By: Alex James

Thursday, July 15, 2010

History Museum of Barcelona 29/05/2010

Roman ruins that lie underneath the city
Photocredit: www.museuhistoria.bcn.es

The fieldtrip we took today was one of the first ones that i've ever gone to a history museum and actually felt like 'history came alive'. I know that sounds cheesy, but it's true. As we were walking through the old roman ruins, I was literally imagining the people who used to live in the exact spot I was, talking about everyday things, going about their lives. Perhaps it was the way that our professor contextualized what we were seeing and described it in vivid detail: the 12 year-olds slaving away in the dying pools, the women scrubbing away at their clothes with ash and urine...It just all felt so real! I guess i've always had an overactive imagination, and to have someone help it along was awesome.

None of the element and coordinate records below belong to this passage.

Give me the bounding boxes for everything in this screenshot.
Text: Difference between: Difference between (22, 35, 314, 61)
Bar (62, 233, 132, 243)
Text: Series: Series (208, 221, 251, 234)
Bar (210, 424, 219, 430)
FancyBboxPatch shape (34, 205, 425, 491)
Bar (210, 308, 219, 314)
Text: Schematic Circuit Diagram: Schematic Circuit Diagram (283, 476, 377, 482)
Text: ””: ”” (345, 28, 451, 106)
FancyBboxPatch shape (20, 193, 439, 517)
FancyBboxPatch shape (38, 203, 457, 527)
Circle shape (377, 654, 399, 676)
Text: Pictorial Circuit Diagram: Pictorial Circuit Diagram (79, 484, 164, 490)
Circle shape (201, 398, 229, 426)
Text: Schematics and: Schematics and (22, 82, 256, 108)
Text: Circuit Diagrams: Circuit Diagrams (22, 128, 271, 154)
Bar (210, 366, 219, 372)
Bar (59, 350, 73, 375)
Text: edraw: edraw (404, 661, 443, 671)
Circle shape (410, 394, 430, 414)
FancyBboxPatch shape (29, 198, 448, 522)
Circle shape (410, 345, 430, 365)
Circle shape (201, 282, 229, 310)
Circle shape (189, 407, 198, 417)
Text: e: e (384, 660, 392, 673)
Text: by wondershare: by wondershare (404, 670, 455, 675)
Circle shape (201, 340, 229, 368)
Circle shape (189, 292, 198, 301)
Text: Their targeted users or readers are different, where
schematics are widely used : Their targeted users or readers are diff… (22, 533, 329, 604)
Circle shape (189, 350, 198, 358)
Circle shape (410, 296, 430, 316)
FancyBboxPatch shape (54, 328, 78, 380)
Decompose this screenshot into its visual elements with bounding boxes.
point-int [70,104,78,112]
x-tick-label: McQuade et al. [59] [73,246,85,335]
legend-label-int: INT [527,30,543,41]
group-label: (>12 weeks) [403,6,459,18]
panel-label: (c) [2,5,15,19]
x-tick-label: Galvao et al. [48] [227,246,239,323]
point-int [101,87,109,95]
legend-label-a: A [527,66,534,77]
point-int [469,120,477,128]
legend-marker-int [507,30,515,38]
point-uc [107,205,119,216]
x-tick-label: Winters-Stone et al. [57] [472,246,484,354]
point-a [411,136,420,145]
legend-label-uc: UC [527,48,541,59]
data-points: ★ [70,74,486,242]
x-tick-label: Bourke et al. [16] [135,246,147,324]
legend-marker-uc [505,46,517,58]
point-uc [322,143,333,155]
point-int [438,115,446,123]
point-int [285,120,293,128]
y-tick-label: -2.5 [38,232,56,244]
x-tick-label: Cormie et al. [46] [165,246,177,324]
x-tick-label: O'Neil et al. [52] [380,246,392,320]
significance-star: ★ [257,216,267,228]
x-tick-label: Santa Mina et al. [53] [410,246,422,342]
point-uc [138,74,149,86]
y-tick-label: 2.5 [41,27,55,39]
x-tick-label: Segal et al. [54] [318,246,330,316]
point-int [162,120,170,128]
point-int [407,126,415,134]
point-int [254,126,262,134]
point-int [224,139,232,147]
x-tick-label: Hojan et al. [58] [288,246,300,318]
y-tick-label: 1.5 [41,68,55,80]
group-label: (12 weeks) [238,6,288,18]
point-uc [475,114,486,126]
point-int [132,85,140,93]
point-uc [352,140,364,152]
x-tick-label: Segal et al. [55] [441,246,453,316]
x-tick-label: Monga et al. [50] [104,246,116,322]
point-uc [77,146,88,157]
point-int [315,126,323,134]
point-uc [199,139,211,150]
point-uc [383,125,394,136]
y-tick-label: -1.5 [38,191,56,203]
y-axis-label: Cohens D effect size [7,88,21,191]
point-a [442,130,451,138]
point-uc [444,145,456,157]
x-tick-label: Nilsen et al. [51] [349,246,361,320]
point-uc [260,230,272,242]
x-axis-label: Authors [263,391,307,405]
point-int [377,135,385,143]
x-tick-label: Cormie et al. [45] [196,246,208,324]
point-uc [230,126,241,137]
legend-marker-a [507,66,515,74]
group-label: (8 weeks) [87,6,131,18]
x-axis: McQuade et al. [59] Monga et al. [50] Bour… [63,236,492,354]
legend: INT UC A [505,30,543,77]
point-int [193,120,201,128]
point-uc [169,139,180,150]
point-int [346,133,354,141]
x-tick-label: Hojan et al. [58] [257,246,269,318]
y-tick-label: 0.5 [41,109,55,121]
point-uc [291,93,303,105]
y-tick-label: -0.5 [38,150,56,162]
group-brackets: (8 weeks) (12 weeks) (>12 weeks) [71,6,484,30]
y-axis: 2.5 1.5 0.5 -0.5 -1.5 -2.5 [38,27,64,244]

For me, it was so interesting in the museum discovering how culture is changed, re-appropriated, and evolves into something else. In America, we don't really have enough history to have gone through buy maybe one or two large, country wide shifts of culture, and for the most part those changes in culture have been made through media outlets - movies, radio, television, etc. I never thought about the fact that one empire doesn't just disappear and another takes it's place - it's a gradual change and one in which the transition has to be made easily - for example, the tradition of wine being sacred, developed by the romans and used in orgies and other rituals, and then changed when Rome became christian and was included in the communion ritual. It is a way of helping people keep their customs while changing their culture. It's also so interesting to me to think about the old vehicles of culture - namely religion, compared with those of today, media. Globalization has had a giant impact on homogenizing culture across the world - I can travel to an entirely different continent where they don't even speak the same language and they're watching the same shows and movies that I am in the U.S. Yes, It's nice to have something in common with people everywhere, but as methods of communication get faster and globalization continues, are we going to be sacrificing uniqueness and culture for efficiency? Is the world getting too small?